Call to Protect Voluntary and Community Sector Funding
The Stormont Executive has been urged to ringfence approximately £15 million to safeguard Northern Ireland's voluntary and community sector from a significant funding cliff-edge expected at the end of this month.
Currently, 64 organisations face the risk of hundreds of job losses as the UK Shared Prosperity Fund (UKSPF) is set to be replaced by the government's new Local Growth Fund in April.
The UKSPF was introduced to replace EU funding that ceased following Brexit. However, the Local Growth Fund will reduce available funding to groups in Northern Ireland from £25 million per year to just over £9 million.

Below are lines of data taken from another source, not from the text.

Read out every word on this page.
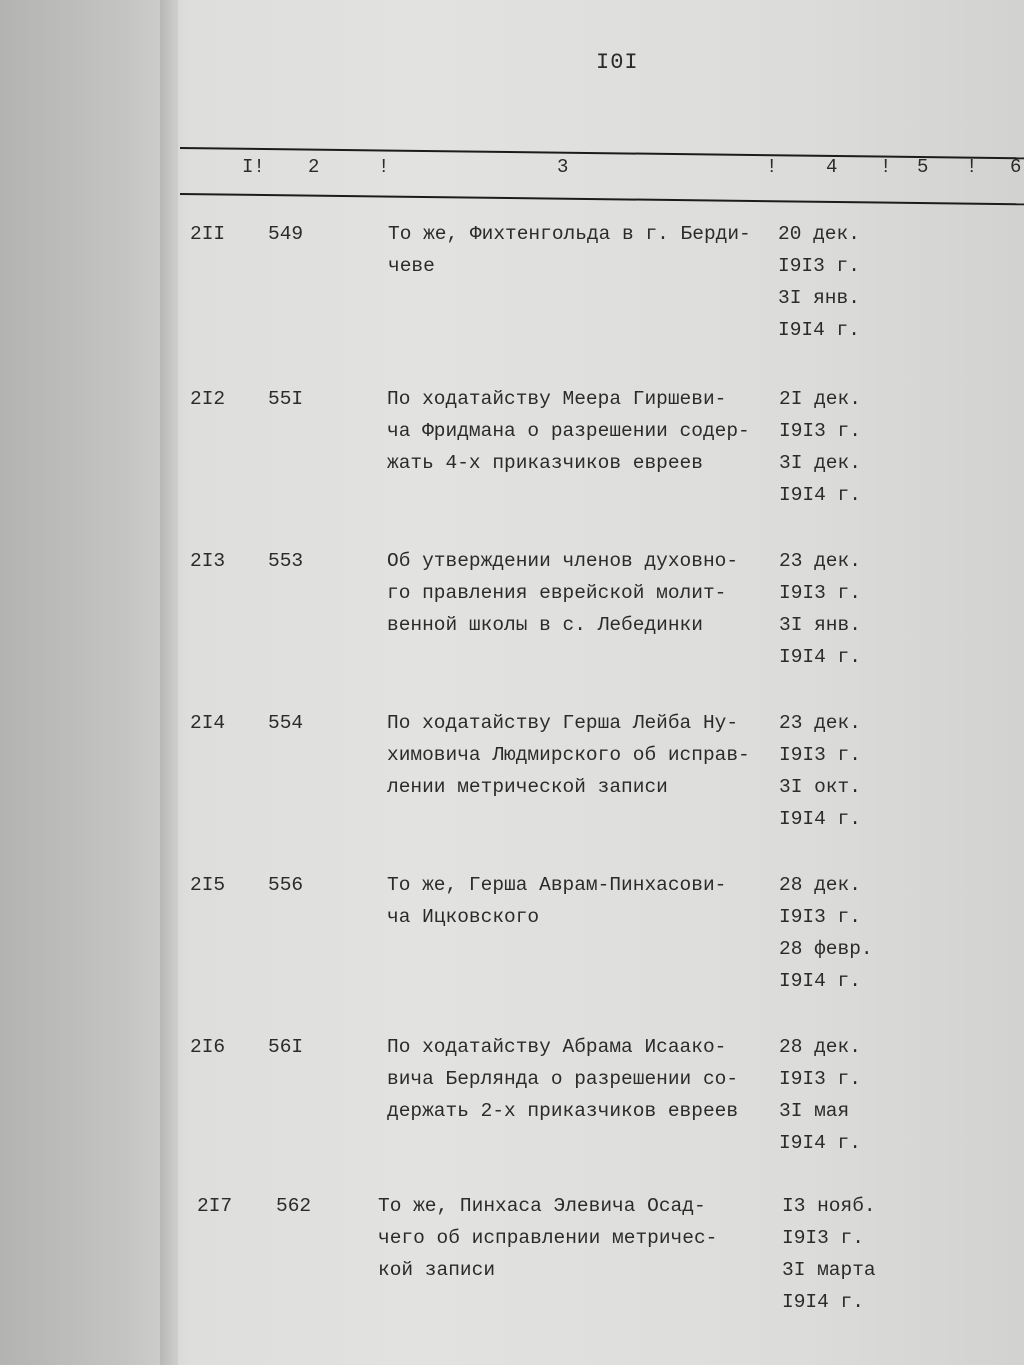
I0I
I! 2	!	3	!	4 ! 5 ! 6
2II 549	То же, Фихтенгольда в г. Берди-
чеве
20 дек.
I9I3 г.
3I янв.
I9I4 г.
2I2 55I	По ходатайству Меера Гиршеви-
ча Фридмана о разрешении содер-
жать 4-х приказчиков евреев
2I дек.
I9I3 г.
3I дек.
I9I4 г.
2I3 553	Об утверждении членов духовно-
го правления еврейской молит-
венной школы в с. Лебединки
23 дек.
I9I3 г.
3I янв.
I9I4 г.
2I4 554	По ходатайству Герша Лейба Ну-
химовича Людмирского об исправ-
лении метрической записи
23 дек.
I9I3 г.
3I окт.
I9I4 г.
2I5 556	То же, Герша Аврам-Пинхасови-
ча Ицковского
28 дек.
I9I3 г.
28 февр.
I9I4 г.
2I6 56I	По ходатайству Абрама Исаако-
вича Берлянда о разрешении со-
держать 2-х приказчиков евреев
28 дек.
I9I3 г.
3I мая
I9I4 г.
2I7 562	То же, Пинхаса Элевича Осад-
чего об исправлении метричес-
кой записи
I3 нояб.
I9I3 г.
3I марта
I9I4 г.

Government Funding Announcement and Calls for Allocation
On Tuesday, the government announced an additional £380 million for public services in Northern Ireland over the next three years.
It will be the responsibility of the executive to determine how these funds are allocated. Organisations such as the Northern Ireland Council for Voluntary Action (NICVA) and Action Mental Health have urged that some of this money be directed towards protecting their ongoing work.

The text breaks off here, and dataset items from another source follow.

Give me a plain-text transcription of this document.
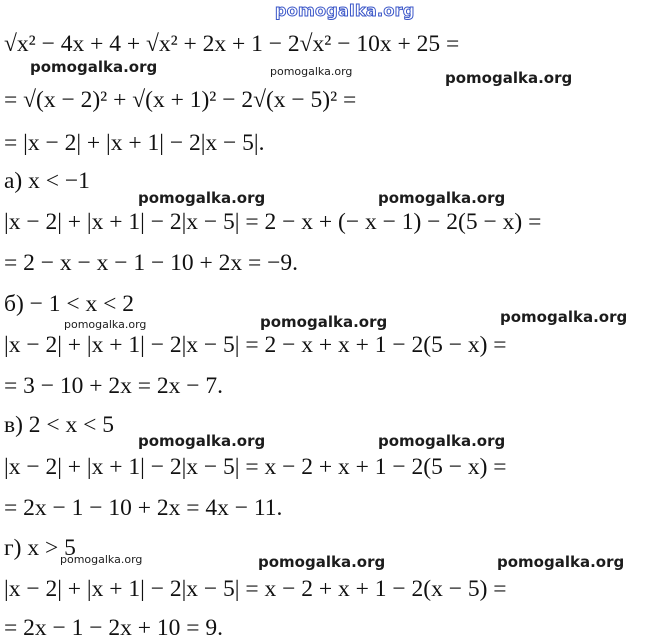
pomogalka.org
√x² − 4x + 4 + √x² + 2x + 1 − 2√x² − 10x + 25 =
= √(x − 2)² + √(x + 1)² − 2√(x − 5)² =
= |x − 2| + |x + 1| − 2|x − 5|.
а) x < −1
|x − 2| + |x + 1| − 2|x − 5| = 2 − x + (− x − 1) − 2(5 − x) =
= 2 − x − x − 1 − 10 + 2x = −9.
б) − 1 < x < 2
|x − 2| + |x + 1| − 2|x − 5| = 2 − x + x + 1 − 2(5 − x) =
= 3 − 10 + 2x = 2x − 7.
в) 2 < x < 5
|x − 2| + |x + 1| − 2|x − 5| = x − 2 + x + 1 − 2(5 − x) =
= 2x − 1 − 10 + 2x = 4x − 11.
г) x > 5
|x − 2| + |x + 1| − 2|x − 5| = x − 2 + x + 1 − 2(x − 5) =
= 2x − 1 − 2x + 10 = 9.
pomogalka.org	pomogalka.org	pomogalka.org
pomogalka.org	pomogalka.org
pomogalka.org	pomogalka.org	pomogalka.org
pomogalka.org	pomogalka.org
pomogalka.org	pomogalka.org	pomogalka.org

Secretary of State Highlights Potential Support
On Wednesday, Secretary of State Hilary Benn also suggested that allocating funds in this manner could help sustain these programmes.

Benn faced criticism from MPs on the Northern Ireland Affairs Committee for not doing enough to protect vulnerable individuals who rely on these services.
He responded by stating that his department has been engaged in discussions for several months regarding the path forward.
"I get entirely that this is an urgent and difficult problem, but given we are where we are as practical politicians - what do we do now to solve the problem and that is what we're working on."
"It seems to me if the executive plays a part, we're putting money in and recognising local growth fund is a very different entity... and if peaceplus can come through maybe we'll be able to find a way forward," he said.
Concerns Raised Over Funding Changes
Ulster Unionist MP Robin Swann questioned the government's decision to alter the allocation method of the funding.
"These organisations have been raising alarm bells since December," he said.
The Shared Prosperity Fund consisted of three-quarters resource funding, whereas the Local Growth Fund will allocate only one-third to resource funding, with the majority directed towards capital projects, which directly impacts jobs.
Benn confirmed that the allocation ratio in the Local Growth Fund, described as a "70:30 split," will remain unchanged.
Further Discussions and Cross-Border Funding
MPs were informed that the Secretary of State will meet with officials from PeacePlus, a cross-border funding programme, on Thursday to explore potential additional support.
Criticism from Democratic Unionist Party Leader
Democratic Unionist Party leader Gavin Robinson accused the government of being "disingenuous" for deciding to change the funding pot and argued that the responsibility should not fall on the executive to resolve the issue.
"Is it not totally disingenuous to take a decision to strip vital community services of direct government funding and then say sure the guys who are already overstretched can pick up the tab?"
Benn rejected Robinson's viewpoint, responding:
"We can continue to spend time back and forth saying isn't it awful - and it is truly awful for the voluntary organisations involved - the question is what do we do about it?
"The fact remains if the executive thinks these programmes are really important... it is open to the executive to put some money in, alongside the money the government is putting in."